When the officer later asked for consent for a blood test, Bowman replied, “Whatever you’ve got to do.”
Bowman’s blood alcohol concentration registered .225 but Judge Iannazzone threw out the evidence, noting Bowman also had “a pretty good accident” which could have ”rattled” him.
Iannazzone’s order says, “This court finds that the State was only able to show that Defendant’s responses indicated acquiescence to the officer’s request… but was unable to show actual consent.”
Judges also take into account whether a driver understands that the test is voluntary.
A DeKalb judge threw out Abraham Kersse’s breath test because his English was poor, and he couldn’t clearly understand the officer’s instructions. He pleaded guilty anyway.
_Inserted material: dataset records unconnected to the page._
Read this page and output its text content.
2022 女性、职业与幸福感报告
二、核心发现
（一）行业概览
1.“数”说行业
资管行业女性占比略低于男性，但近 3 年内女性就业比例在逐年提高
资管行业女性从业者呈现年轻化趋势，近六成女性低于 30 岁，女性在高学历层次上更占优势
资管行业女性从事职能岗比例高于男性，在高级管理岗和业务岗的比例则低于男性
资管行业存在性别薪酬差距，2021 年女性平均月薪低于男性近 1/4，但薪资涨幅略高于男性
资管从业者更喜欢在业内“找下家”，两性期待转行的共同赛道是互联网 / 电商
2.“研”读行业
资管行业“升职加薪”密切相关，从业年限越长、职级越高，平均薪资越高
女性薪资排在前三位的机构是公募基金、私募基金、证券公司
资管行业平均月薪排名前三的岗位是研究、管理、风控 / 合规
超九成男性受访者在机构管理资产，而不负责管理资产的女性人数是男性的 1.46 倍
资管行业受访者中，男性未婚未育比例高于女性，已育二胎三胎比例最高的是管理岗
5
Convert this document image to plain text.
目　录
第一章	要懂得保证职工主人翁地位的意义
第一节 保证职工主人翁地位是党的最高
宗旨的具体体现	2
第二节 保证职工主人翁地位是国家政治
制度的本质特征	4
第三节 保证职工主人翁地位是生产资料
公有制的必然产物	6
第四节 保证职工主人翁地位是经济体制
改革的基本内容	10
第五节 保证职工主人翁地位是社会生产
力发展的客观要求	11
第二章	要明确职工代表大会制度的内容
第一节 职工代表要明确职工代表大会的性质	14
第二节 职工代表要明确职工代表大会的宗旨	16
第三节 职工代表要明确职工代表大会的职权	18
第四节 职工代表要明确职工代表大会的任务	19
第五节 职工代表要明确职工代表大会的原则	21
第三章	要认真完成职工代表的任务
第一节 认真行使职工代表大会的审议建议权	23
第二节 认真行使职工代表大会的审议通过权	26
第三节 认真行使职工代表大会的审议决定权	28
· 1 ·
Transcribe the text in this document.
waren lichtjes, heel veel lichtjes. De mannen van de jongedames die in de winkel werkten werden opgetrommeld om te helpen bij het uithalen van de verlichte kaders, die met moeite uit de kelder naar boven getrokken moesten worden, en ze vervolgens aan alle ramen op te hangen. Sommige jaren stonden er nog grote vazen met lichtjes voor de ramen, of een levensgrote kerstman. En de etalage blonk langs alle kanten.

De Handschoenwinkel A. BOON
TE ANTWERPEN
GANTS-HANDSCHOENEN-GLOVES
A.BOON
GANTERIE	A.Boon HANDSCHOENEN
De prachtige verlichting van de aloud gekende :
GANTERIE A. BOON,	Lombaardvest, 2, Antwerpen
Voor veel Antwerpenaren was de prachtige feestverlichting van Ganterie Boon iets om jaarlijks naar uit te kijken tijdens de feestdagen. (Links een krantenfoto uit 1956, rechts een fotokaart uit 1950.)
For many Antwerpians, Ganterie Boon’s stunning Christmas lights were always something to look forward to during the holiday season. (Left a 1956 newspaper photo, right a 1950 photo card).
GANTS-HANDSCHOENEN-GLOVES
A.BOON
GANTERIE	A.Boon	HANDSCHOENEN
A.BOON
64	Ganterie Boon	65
Defense attorneys liken the legal standard to a person’s ability to void a contract they signed while intoxicated. Judges also refuse to accept a guilty plea from a defendant if they’re under the influence at the time.
Szabo says she will not dismiss any cases just because her best evidence got suppressed.
In fact, she’s already decided to appeal 6 of Iannazzone’s rulings, which could leave the cases pending for some time.
She could still use the officer’s testimony, field sobriety test results and dashboard video if the patrol car was equipped with a camera.
“It is difficult, because when you go in front of a jury and the juries these days watch CSI, they expect scientific tests,” she said.
Court rules prohibit her from telling the jury what happened to the test, or even that there was a test, even if the driver eventually goes to trial and pleads not guilty.
“Oh it is frustrating,” said Szabo, “I think anybody who values the truth is frustrated to not be able to reveal the truth.”